The day was marked with community sensitisation and durbars to educate mothers on the importance of exclusive breastfeeding and demonstration of proper positioning of babies attachment at the breast to raise awareness.
Globally, statistics indicate that only about two out of five of all new-borns are put to the breast within the first thirty minutes after birth and only 40 per cent of children less than six months of age are exclusively breastfed.

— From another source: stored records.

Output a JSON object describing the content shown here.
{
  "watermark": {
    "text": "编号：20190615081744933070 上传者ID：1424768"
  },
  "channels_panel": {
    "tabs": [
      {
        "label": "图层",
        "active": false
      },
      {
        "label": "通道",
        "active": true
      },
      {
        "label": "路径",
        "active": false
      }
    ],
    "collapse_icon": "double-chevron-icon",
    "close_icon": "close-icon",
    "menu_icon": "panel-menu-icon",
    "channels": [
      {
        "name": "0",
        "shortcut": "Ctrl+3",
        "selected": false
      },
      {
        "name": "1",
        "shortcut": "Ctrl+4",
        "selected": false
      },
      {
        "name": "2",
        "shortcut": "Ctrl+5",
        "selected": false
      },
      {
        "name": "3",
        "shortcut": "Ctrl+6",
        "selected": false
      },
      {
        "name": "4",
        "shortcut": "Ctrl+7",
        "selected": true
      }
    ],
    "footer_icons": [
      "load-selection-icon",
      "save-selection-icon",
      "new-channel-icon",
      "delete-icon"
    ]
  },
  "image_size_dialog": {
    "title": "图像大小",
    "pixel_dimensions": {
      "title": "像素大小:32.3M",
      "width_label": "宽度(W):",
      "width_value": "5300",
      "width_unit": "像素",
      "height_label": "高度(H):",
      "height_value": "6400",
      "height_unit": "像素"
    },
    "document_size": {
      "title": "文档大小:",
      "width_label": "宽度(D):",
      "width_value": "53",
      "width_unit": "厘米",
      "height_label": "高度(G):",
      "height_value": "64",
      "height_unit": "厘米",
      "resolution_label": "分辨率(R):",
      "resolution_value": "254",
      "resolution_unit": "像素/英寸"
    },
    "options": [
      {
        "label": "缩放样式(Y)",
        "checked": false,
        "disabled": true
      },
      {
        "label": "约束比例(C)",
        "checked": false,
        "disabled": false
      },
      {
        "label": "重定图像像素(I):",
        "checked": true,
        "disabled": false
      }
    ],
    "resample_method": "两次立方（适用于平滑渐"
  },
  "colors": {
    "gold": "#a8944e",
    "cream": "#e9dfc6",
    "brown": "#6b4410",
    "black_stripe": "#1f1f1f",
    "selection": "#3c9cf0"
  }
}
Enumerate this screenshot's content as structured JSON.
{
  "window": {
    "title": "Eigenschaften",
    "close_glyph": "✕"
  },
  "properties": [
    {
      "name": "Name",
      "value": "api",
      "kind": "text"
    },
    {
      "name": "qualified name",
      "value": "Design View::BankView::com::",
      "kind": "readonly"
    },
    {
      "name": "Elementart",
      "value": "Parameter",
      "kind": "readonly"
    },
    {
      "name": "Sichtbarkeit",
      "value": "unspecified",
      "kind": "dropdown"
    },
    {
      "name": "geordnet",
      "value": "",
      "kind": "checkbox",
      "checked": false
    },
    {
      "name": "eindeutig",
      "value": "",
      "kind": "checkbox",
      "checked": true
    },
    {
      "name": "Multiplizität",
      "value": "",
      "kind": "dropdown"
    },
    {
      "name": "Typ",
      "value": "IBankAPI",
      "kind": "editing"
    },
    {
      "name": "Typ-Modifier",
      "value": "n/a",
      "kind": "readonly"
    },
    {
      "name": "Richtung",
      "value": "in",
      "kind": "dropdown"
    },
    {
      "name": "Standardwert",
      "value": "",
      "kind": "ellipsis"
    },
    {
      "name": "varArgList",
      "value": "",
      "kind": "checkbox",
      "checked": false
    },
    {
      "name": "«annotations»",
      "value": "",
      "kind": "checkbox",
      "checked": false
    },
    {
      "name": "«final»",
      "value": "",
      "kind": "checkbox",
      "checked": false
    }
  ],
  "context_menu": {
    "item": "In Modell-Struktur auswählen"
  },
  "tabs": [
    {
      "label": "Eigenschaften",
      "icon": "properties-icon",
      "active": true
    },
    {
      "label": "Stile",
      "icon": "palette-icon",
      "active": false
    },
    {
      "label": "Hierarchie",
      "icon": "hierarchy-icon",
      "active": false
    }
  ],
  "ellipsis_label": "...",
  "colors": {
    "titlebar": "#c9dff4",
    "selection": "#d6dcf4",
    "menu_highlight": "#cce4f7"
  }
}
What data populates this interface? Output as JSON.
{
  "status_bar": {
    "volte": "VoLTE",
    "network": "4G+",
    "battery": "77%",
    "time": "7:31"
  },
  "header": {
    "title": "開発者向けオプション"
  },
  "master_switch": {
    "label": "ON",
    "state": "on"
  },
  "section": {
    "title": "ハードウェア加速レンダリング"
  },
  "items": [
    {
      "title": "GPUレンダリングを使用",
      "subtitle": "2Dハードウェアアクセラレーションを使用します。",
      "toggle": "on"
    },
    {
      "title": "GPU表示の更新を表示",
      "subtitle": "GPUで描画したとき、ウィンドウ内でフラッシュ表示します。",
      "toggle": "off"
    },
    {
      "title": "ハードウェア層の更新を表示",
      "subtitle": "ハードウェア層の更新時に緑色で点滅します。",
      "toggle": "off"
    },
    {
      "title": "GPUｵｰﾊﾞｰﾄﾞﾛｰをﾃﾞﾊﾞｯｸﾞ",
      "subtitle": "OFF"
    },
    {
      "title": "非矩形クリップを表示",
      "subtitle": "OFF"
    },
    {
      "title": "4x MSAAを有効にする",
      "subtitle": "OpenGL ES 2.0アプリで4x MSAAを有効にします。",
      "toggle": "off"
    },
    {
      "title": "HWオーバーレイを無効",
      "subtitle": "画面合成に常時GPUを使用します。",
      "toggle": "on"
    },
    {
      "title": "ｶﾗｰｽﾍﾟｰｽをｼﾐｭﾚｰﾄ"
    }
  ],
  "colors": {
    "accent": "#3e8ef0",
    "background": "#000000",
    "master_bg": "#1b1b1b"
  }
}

A report by the Ghana Health Service (GHS) also indicates that only 52 per cent of Ghanaian mothers exclusively breastfeed their children suggesting “that a large number of Ghanaian babies are deprived of the major nutritional, health and psychological benefits of breastfeeding.
Speaking on the theme for this year’s World Breastfeeding Week, “Breastfeeding: Foundation for Life-a recognition of the importance of breastfeeding to a baby’s future”, Mrs Stephanie Ashley, the Maternal and Child Health Project Coordinator at The Hunger Project Ghana noted that breastmilk provided children with right nutrition and protection needed, especially in the early stages of their life.
She told participants that breastfeeding was a low cost way of feeding babies and exclusive breastfeeding helped to prevent under nutrition, promoted brain development and prevented the child from infectious diseases at early stage and urged mothers not to waste money on baby formulae.
She said the practice of exclusively breastfeeding babies for the first six months, was one of the cardinal interventions of Hunger Project Ghana’s Maternal and Child Healthcare Improvement Project (sponsored by Else Kroner Fresenius foundation)
The midwife at the Kyeremase Epicentre clinic, Madam Abigail Appiah Tawiah, said apart from saving money from buying baby formulae, the exclusive breastfeeding served as a life-saver for babies and therefore encouraged them to patronise the maternal and child health services offered at the facility.
The Maternal and Child Healthcare Improvement Project initiated by THP aims improving access to quality of healthcare services through specialised trainings of midwifery assistants, equipping of Epicentre clinics with standard delivery beds with obstetric kits, and increase knowledge and awareness of maternal and child healthcare in fifteen(15) out of the forty-five(45) epicentres in Ghana.”
The Epicentres are Comprehensive Health Planning Services (CHPS) compounds built by the Hunger project Ghana in collaboration with the beneficiary communities.